First of all, publicly and very visibly hugging a person with facial deformities doesn't make you a colossus of compassion; it makes you ... Oprah. Yes, it's good to make an example of compassionate treatment of people who might otherwise be rejected by society, but when it's done by a famous person in the presence of lots of witnesses and cameras, it's also very good for the public image of the embracer -- and that's something Pope Francis, like Oprah, clearly understands. He heads an organization that claims to stand for unconditional love, and that's fallen far short in recent years in its effort to reach people with that message, so he's putting that sort of thing much more in the foreground than his predecessor did. If you believe in the Catholic Church, then, yes, this is a good thing -- but it's clearly done on behalf of the church. Me, I'm a lapsed cradle Catholic who's now an atheist, and while I praise the church's charitable works, I don't support its dogma. I'm not so impressed.
(Hugging a disfigured person briefly is a hell of a lot easier, by the way, than devoting years of love to one. As I typed this, I thought about the young woman who famously married her severely disfigured fiancee after he returned from the Iraq War. It turns out that they split up after little more than a year of marriage. Keeping it together was just too difficult -- naturally, because it was more than a photo op.)
I'd feel better about Pope Francis if I thought that his gift for publicity might be accompanied by a change in the way the church deals with gay people (no, the church's stance hasn't changed), or abortion, or ordination of women (no changes there, either), or contraception or end-of-life care or fertility. The pope utters a lot of kind words, and that's helpful, but on the questions of whether these things are right or wrong there still isn't an inch of daylight between Francis and, say, Rick Santorum.

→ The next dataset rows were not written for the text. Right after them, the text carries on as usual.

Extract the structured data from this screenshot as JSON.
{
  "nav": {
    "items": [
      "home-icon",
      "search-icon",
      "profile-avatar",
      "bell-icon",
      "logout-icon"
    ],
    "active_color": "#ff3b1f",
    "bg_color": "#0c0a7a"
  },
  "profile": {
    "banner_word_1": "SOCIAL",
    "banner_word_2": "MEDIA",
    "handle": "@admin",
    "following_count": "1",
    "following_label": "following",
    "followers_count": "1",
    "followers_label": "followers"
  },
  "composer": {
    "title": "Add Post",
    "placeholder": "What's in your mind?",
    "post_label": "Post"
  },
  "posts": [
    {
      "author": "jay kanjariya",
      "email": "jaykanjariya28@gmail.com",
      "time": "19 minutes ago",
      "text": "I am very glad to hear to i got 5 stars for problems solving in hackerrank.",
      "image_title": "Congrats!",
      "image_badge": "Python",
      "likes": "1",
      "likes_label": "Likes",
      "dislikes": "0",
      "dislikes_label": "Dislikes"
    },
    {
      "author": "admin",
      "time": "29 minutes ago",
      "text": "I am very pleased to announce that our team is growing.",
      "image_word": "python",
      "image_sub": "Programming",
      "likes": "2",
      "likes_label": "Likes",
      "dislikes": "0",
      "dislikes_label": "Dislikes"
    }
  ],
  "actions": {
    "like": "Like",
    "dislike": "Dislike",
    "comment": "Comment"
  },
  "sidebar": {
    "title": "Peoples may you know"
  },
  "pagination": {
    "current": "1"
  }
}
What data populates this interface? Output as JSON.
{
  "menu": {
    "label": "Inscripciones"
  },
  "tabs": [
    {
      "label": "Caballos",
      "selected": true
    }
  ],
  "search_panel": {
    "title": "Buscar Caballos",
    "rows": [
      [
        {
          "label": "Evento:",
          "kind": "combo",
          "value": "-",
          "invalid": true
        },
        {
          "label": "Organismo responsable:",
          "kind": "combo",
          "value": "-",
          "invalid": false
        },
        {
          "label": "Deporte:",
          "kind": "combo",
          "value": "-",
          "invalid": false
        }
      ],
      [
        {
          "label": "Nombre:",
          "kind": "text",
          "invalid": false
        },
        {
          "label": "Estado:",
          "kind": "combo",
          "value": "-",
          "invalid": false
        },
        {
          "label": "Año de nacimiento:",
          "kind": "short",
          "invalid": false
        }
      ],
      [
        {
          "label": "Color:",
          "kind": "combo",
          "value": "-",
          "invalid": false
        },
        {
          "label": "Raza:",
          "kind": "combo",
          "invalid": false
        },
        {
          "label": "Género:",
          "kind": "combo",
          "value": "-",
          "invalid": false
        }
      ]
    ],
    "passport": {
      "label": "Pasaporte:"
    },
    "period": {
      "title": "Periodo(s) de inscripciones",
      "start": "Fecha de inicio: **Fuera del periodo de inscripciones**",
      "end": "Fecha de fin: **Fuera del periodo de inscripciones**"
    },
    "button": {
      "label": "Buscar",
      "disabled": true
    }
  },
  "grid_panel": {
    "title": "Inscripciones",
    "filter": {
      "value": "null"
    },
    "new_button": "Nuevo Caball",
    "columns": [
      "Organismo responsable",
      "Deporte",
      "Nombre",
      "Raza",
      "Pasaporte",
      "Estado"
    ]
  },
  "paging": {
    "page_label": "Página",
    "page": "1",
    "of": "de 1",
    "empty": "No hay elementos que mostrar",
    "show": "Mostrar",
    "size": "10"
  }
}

Yes, it's nice that the pope let a little kid run around freely at one of his public appearances. But so did Rudy Giuliani at his first mayoral inaugural -- though in that case it was Giuliani's son -- and the tolerance of the antics weren't exactly a harbinger of any long-term compassion.
I want to see the church change its positions on sex and gender issues, not just its tone. I want to see Francis use the profound goodwill he's engendered to put some pressure on governments and capitalists to dial down the greed and hard-heartedness; a few platitudes about the dangers of materialism in Sunday sermons aren't getting the job done. I'll know that Francis is having a positive impact when he's actually making enemies -- of the priggish haters, of the heartless rich and powerful. He's not. So his hugs don't move me any more than Chris Christie's hugs do.